A quadruple bond formed between d-block or f-block atoms is an interesting research topic due to its unique nature including a supershort bonding distance and narrow energy gap between δ and δ*. Among various multiply bonded complexes, quadruply bonded Cr(II) acetates are considered useful to control the δ–δ* energy gap by the Lewis basicity of additional ligands. However, the synthesis and preparation of the high-quality, large-sized crystals of Cr(II) acetates coordinated with axial ligands (Cr₂(OAc)₄L₂) have been difficult due to their vulnerability to O₂, a representative oxidizing agent under aerobic conditions.
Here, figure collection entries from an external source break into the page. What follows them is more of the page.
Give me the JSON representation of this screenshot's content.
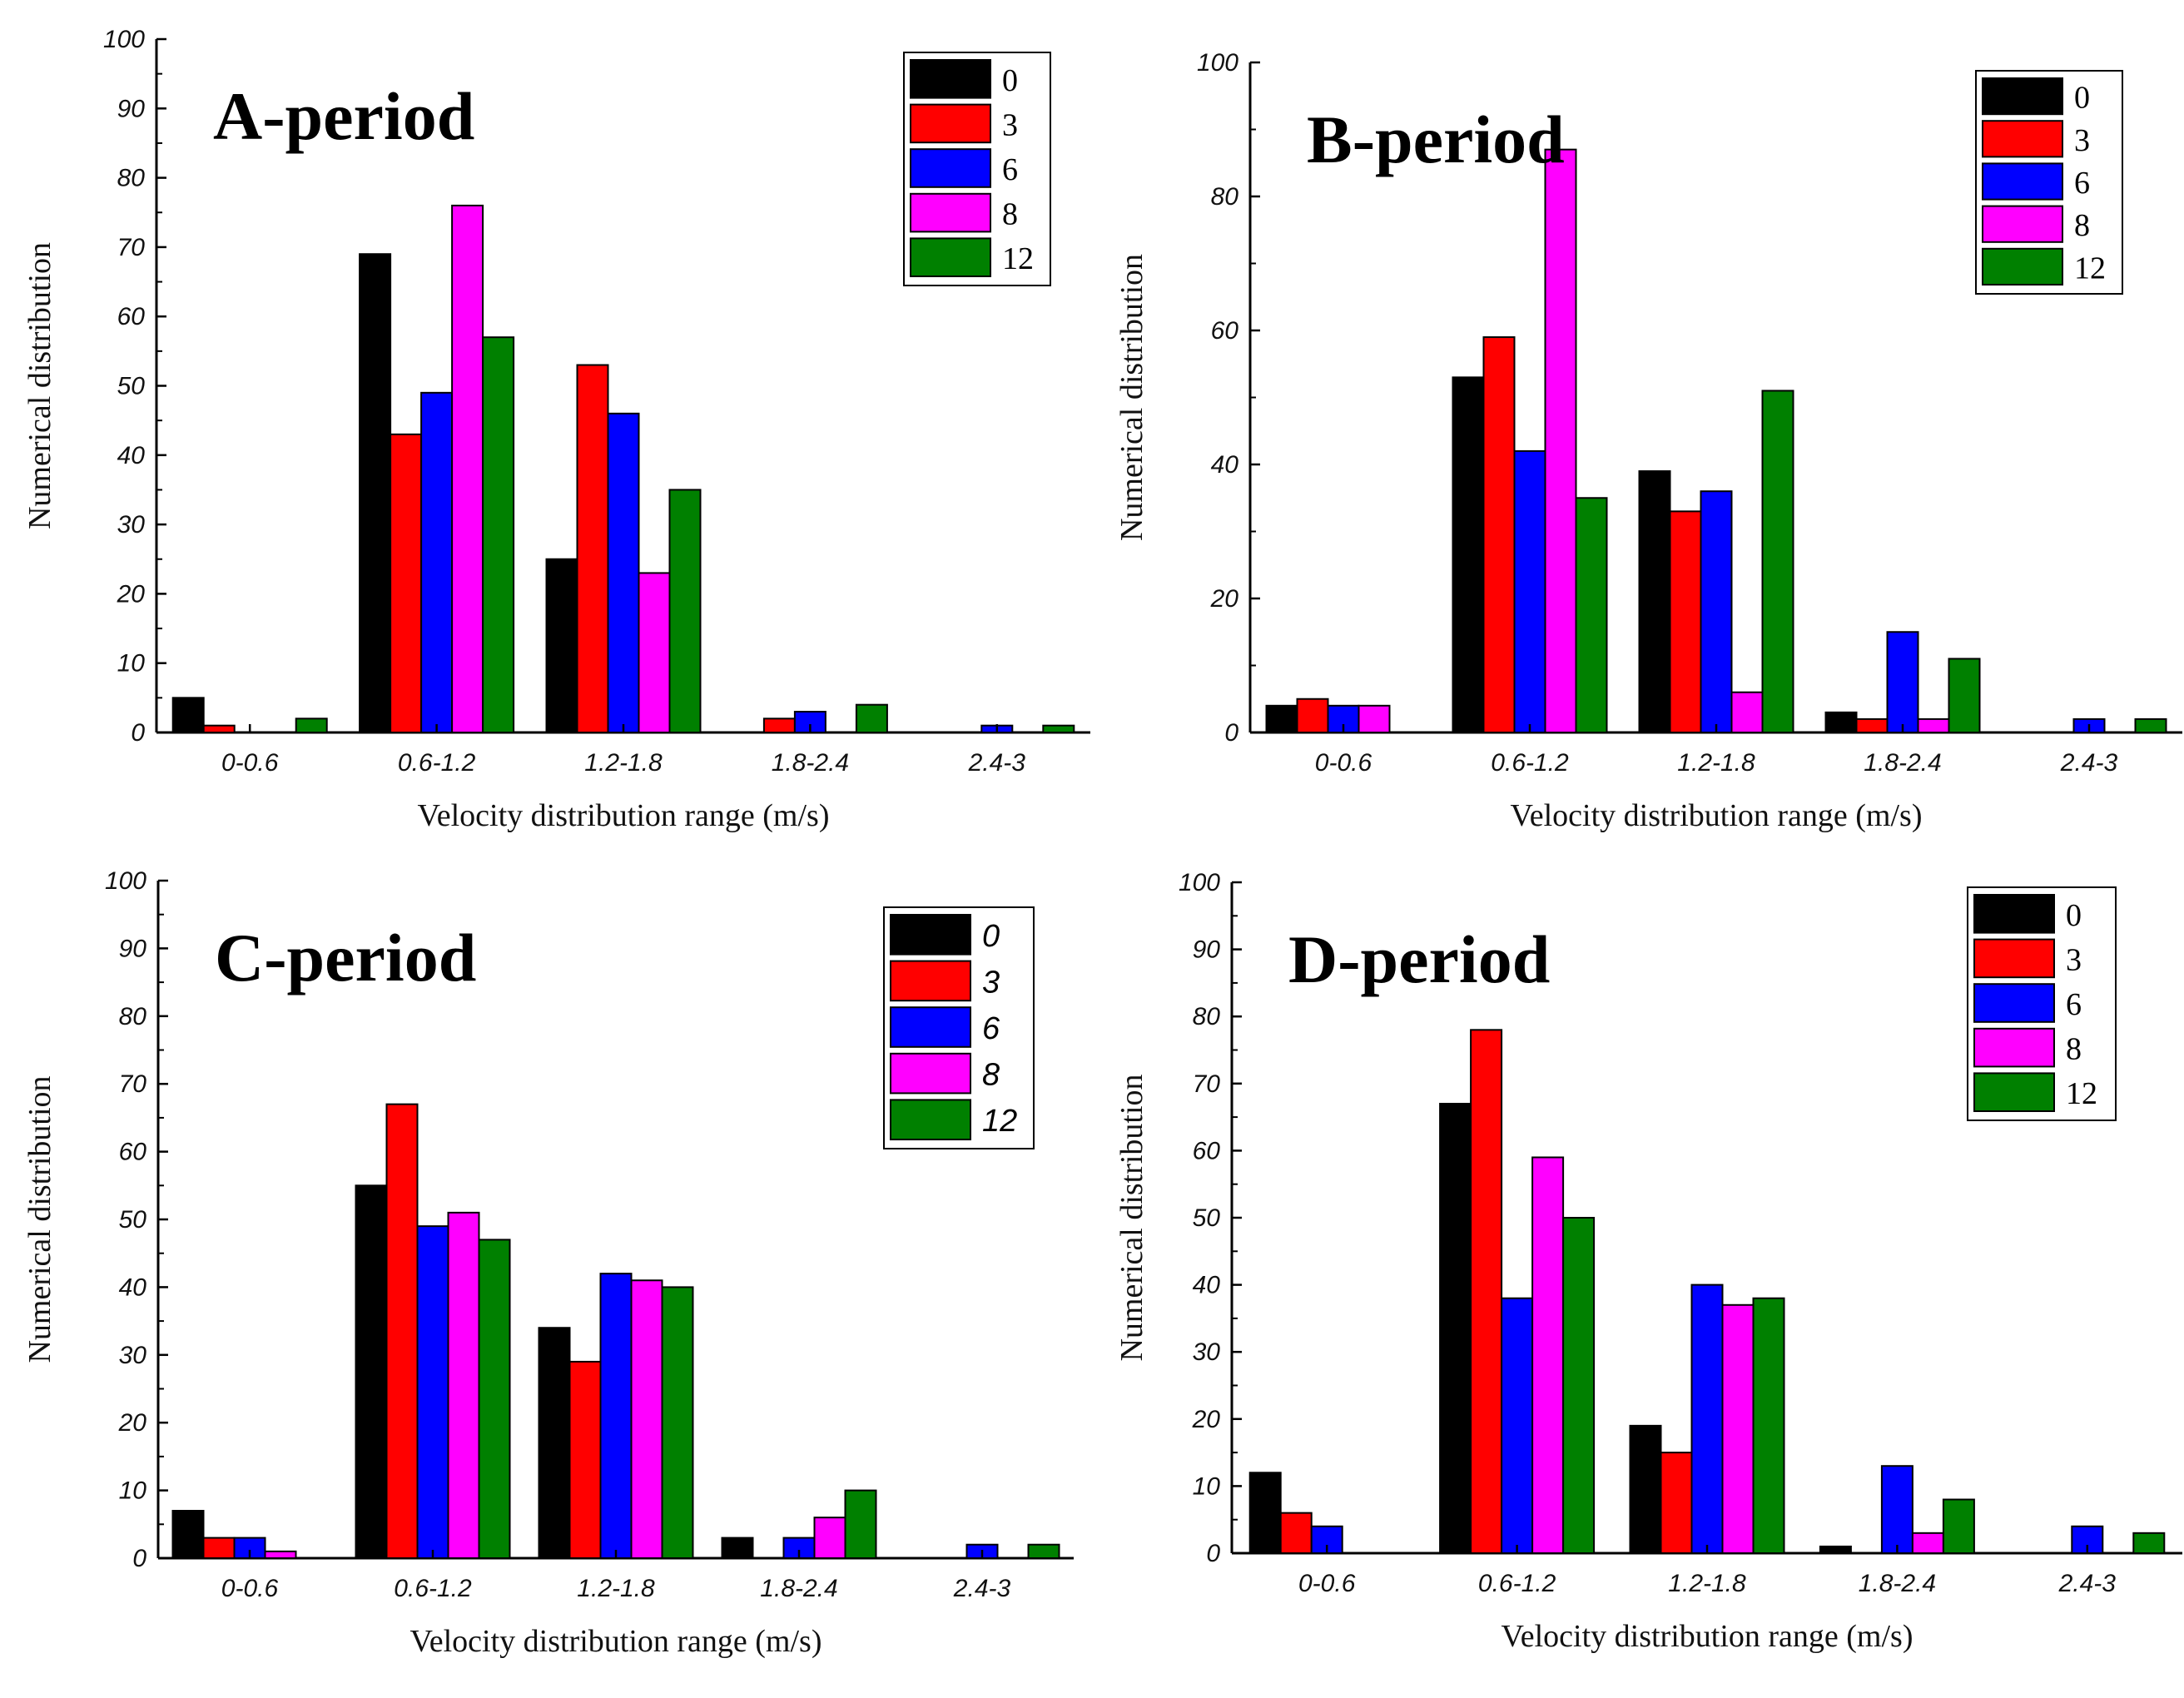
{
  "chart_data": [
    {
      "type": "bar",
      "title": "A-period",
      "xlabel": "Velocity distribution range (m/s)",
      "ylabel": "Numerical distribution",
      "ylim": [
        0,
        100
      ],
      "yticks": [
        "0",
        "10",
        "20",
        "30",
        "40",
        "50",
        "60",
        "70",
        "80",
        "90",
        "100"
      ],
      "categories": [
        "0-0.6",
        "0.6-1.2",
        "1.2-1.8",
        "1.8-2.4",
        "2.4-3"
      ],
      "legend_position": "top-right",
      "series": [
        {
          "name": "0",
          "color": "#000000",
          "values": [
            5,
            69,
            25,
            0,
            0
          ]
        },
        {
          "name": "3",
          "color": "#ff0000",
          "values": [
            1,
            43,
            53,
            2,
            0
          ]
        },
        {
          "name": "6",
          "color": "#0000ff",
          "values": [
            0,
            49,
            46,
            3,
            1
          ]
        },
        {
          "name": "8",
          "color": "#ff00ff",
          "values": [
            0,
            76,
            23,
            0,
            0
          ]
        },
        {
          "name": "12",
          "color": "#008000",
          "values": [
            2,
            57,
            35,
            4,
            1
          ]
        }
      ]
    },
    {
      "type": "bar",
      "title": "B-period",
      "xlabel": "Velocity distribution range (m/s)",
      "ylabel": "Numerical distribution",
      "ylim": [
        0,
        100
      ],
      "yticks": [
        "0",
        "20",
        "40",
        "60",
        "80",
        "100"
      ],
      "categories": [
        "0-0.6",
        "0.6-1.2",
        "1.2-1.8",
        "1.8-2.4",
        "2.4-3"
      ],
      "legend_position": "top-right",
      "series": [
        {
          "name": "0",
          "color": "#000000",
          "values": [
            4,
            53,
            39,
            3,
            0
          ]
        },
        {
          "name": "3",
          "color": "#ff0000",
          "values": [
            5,
            59,
            33,
            2,
            0
          ]
        },
        {
          "name": "6",
          "color": "#0000ff",
          "values": [
            4,
            42,
            36,
            15,
            2
          ]
        },
        {
          "name": "8",
          "color": "#ff00ff",
          "values": [
            4,
            87,
            6,
            2,
            0
          ]
        },
        {
          "name": "12",
          "color": "#008000",
          "values": [
            0,
            35,
            51,
            11,
            2
          ]
        }
      ]
    },
    {
      "type": "bar",
      "title": "C-period",
      "xlabel": "Velocity distribution range (m/s)",
      "ylabel": "Numerical distribution",
      "ylim": [
        0,
        100
      ],
      "yticks": [
        "0",
        "10",
        "20",
        "30",
        "40",
        "50",
        "60",
        "70",
        "80",
        "90",
        "100"
      ],
      "categories": [
        "0-0.6",
        "0.6-1.2",
        "1.2-1.8",
        "1.8-2.4",
        "2.4-3"
      ],
      "legend_position": "top-right",
      "series": [
        {
          "name": "0",
          "color": "#000000",
          "values": [
            7,
            55,
            34,
            3,
            0
          ]
        },
        {
          "name": "3",
          "color": "#ff0000",
          "values": [
            3,
            67,
            29,
            0,
            0
          ]
        },
        {
          "name": "6",
          "color": "#0000ff",
          "values": [
            3,
            49,
            42,
            3,
            2
          ]
        },
        {
          "name": "8",
          "color": "#ff00ff",
          "values": [
            1,
            51,
            41,
            6,
            0
          ]
        },
        {
          "name": "12",
          "color": "#008000",
          "values": [
            0,
            47,
            40,
            10,
            2
          ]
        }
      ]
    },
    {
      "type": "bar",
      "title": "D-period",
      "xlabel": "Velocity distribution range (m/s)",
      "ylabel": "Numerical distribution",
      "ylim": [
        0,
        100
      ],
      "yticks": [
        "0",
        "10",
        "20",
        "30",
        "40",
        "50",
        "60",
        "70",
        "80",
        "90",
        "100"
      ],
      "categories": [
        "0-0.6",
        "0.6-1.2",
        "1.2-1.8",
        "1.8-2.4",
        "2.4-3"
      ],
      "legend_position": "top-right",
      "series": [
        {
          "name": "0",
          "color": "#000000",
          "values": [
            12,
            67,
            19,
            1,
            0
          ]
        },
        {
          "name": "3",
          "color": "#ff0000",
          "values": [
            6,
            78,
            15,
            0,
            0
          ]
        },
        {
          "name": "6",
          "color": "#0000ff",
          "values": [
            4,
            38,
            40,
            13,
            4
          ]
        },
        {
          "name": "8",
          "color": "#ff00ff",
          "values": [
            0,
            59,
            37,
            3,
            0
          ]
        },
        {
          "name": "12",
          "color": "#008000",
          "values": [
            0,
            50,
            38,
            8,
            3
          ]
        }
      ]
    }
  ]
}
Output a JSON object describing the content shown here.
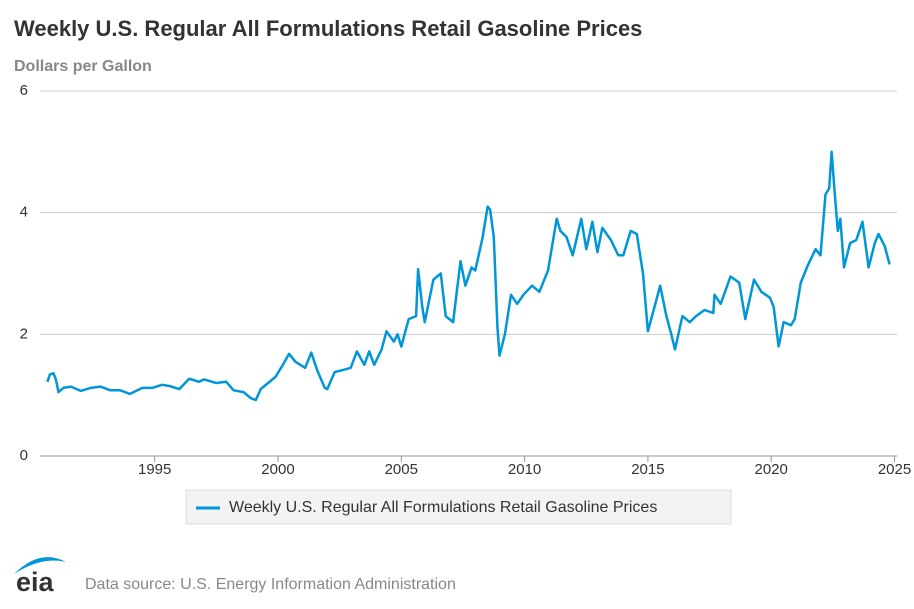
{
  "chart_data": {
    "type": "line",
    "title": "Weekly U.S. Regular All Formulations Retail Gasoline Prices",
    "subtitle": "Dollars per Gallon",
    "source": "Data source: U.S. Energy Information Administration",
    "logo_text": "eia",
    "x": [
      1990.65,
      1990.75,
      1990.9,
      1991.0,
      1991.1,
      1991.3,
      1991.6,
      1992.0,
      1992.4,
      1992.8,
      1993.2,
      1993.6,
      1994.0,
      1994.5,
      1994.9,
      1995.3,
      1995.6,
      1996.0,
      1996.4,
      1996.8,
      1997.0,
      1997.5,
      1997.9,
      1998.2,
      1998.6,
      1998.9,
      1999.1,
      1999.3,
      1999.6,
      1999.9,
      2000.2,
      2000.45,
      2000.7,
      2000.9,
      2001.1,
      2001.35,
      2001.6,
      2001.9,
      2002.0,
      2002.3,
      2002.7,
      2002.95,
      2003.2,
      2003.5,
      2003.7,
      2003.9,
      2004.2,
      2004.4,
      2004.7,
      2004.85,
      2005.0,
      2005.3,
      2005.6,
      2005.68,
      2005.85,
      2005.95,
      2006.3,
      2006.6,
      2006.8,
      2006.95,
      2007.1,
      2007.4,
      2007.6,
      2007.85,
      2008.0,
      2008.3,
      2008.5,
      2008.6,
      2008.75,
      2008.9,
      2008.98,
      2009.2,
      2009.45,
      2009.7,
      2009.95,
      2010.3,
      2010.6,
      2010.95,
      2011.3,
      2011.45,
      2011.7,
      2011.95,
      2012.3,
      2012.5,
      2012.75,
      2012.95,
      2013.15,
      2013.5,
      2013.8,
      2014.0,
      2014.3,
      2014.55,
      2014.8,
      2015.0,
      2015.3,
      2015.5,
      2015.75,
      2015.95,
      2016.1,
      2016.4,
      2016.7,
      2016.95,
      2017.3,
      2017.65,
      2017.7,
      2017.95,
      2018.35,
      2018.7,
      2018.95,
      2019.3,
      2019.6,
      2019.95,
      2020.1,
      2020.3,
      2020.5,
      2020.8,
      2020.95,
      2021.2,
      2021.5,
      2021.8,
      2022.0,
      2022.2,
      2022.35,
      2022.45,
      2022.6,
      2022.7,
      2022.8,
      2022.95,
      2023.2,
      2023.45,
      2023.7,
      2023.95,
      2024.2,
      2024.35,
      2024.6,
      2024.8
    ],
    "series": [
      {
        "name": "Weekly U.S. Regular All Formulations Retail Gasoline Prices",
        "color": "#0096d7",
        "values": [
          1.22,
          1.34,
          1.36,
          1.25,
          1.05,
          1.12,
          1.14,
          1.07,
          1.12,
          1.14,
          1.08,
          1.08,
          1.02,
          1.12,
          1.12,
          1.17,
          1.15,
          1.1,
          1.27,
          1.22,
          1.26,
          1.2,
          1.22,
          1.08,
          1.05,
          0.95,
          0.92,
          1.1,
          1.2,
          1.3,
          1.5,
          1.68,
          1.55,
          1.5,
          1.45,
          1.7,
          1.4,
          1.12,
          1.1,
          1.38,
          1.42,
          1.45,
          1.72,
          1.5,
          1.72,
          1.5,
          1.75,
          2.05,
          1.88,
          2.0,
          1.8,
          2.25,
          2.3,
          3.07,
          2.45,
          2.2,
          2.9,
          3.0,
          2.3,
          2.25,
          2.2,
          3.2,
          2.8,
          3.1,
          3.05,
          3.6,
          4.1,
          4.05,
          3.6,
          2.1,
          1.65,
          2.0,
          2.65,
          2.5,
          2.65,
          2.8,
          2.7,
          3.05,
          3.9,
          3.7,
          3.6,
          3.3,
          3.9,
          3.4,
          3.85,
          3.35,
          3.75,
          3.55,
          3.3,
          3.3,
          3.7,
          3.65,
          3.0,
          2.05,
          2.5,
          2.8,
          2.3,
          2.0,
          1.75,
          2.3,
          2.2,
          2.3,
          2.4,
          2.35,
          2.65,
          2.5,
          2.95,
          2.85,
          2.25,
          2.9,
          2.7,
          2.6,
          2.45,
          1.8,
          2.2,
          2.15,
          2.25,
          2.85,
          3.15,
          3.4,
          3.3,
          4.3,
          4.4,
          5.0,
          4.2,
          3.7,
          3.9,
          3.1,
          3.5,
          3.55,
          3.85,
          3.1,
          3.5,
          3.65,
          3.45,
          3.15
        ]
      }
    ],
    "xlim": [
      1990.35,
      2025.1
    ],
    "xticks": [
      1995,
      2000,
      2005,
      2010,
      2015,
      2020,
      2025
    ],
    "ylim": [
      0,
      6
    ],
    "yticks": [
      0,
      2,
      4,
      6
    ],
    "grid": true,
    "legend": "bottom"
  }
}
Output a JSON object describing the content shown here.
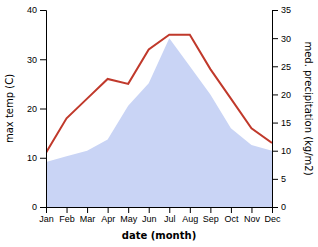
{
  "chart_data": {
    "type": "line",
    "xlabel": "date (month)",
    "ylabel": "max temp (C)",
    "y2label": "med. precipitation (kg/m2)",
    "categories": [
      "Jan",
      "Feb",
      "Mar",
      "Apr",
      "May",
      "Jun",
      "Jul",
      "Aug",
      "Sep",
      "Oct",
      "Nov",
      "Dec"
    ],
    "series": [
      {
        "type": "area",
        "axis": "y2",
        "color": "#c9d4f5",
        "values": [
          8,
          9,
          10,
          12,
          18,
          22,
          30,
          25,
          20,
          14,
          11,
          10
        ]
      },
      {
        "type": "line",
        "color": "#c0392b",
        "values": [
          11,
          18,
          22,
          26,
          25,
          32,
          35,
          35,
          28,
          22,
          16,
          13
        ]
      }
    ],
    "ylim": [
      0,
      40
    ],
    "yticks": [
      0,
      10,
      20,
      30,
      40
    ],
    "y2lim": [
      0,
      35
    ],
    "y2ticks": [
      0,
      5,
      10,
      15,
      20,
      25,
      30,
      35
    ],
    "grid": false
  }
}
In this study, we report a facile synthesis of sub-millimeter-scale crystals of Cr₂(OAc)₄L₂ by simple dissolution of Cr₂(OAc)₄ in ligand solvents L. To obtain stably ligated Cr₂(OAc)₄L₂, anhydrous Cr(II) acetates (Cr₂(OAc)₄) were dissolved in the ligand solvents L, which was degassed of dissolved O₂. Also, sub-millimeter-scale single crystals of Cr₂(OAc)₄L₂ were produced rapidly for less than an hour by the drop-drying process. The single-crystalline phase of the synthesized Cr(II) complexes was measured by X-ray diffraction techniques, confirming the dependency of Lewis basicity of the additional axial ligands on the Cr–Cr quadruple bond distance. Further, the Raman peaks of the quadruple bonds in Cr₂(OAc)₄L₂ were observed to be red-shifted with the increased basicity of the axial ligands.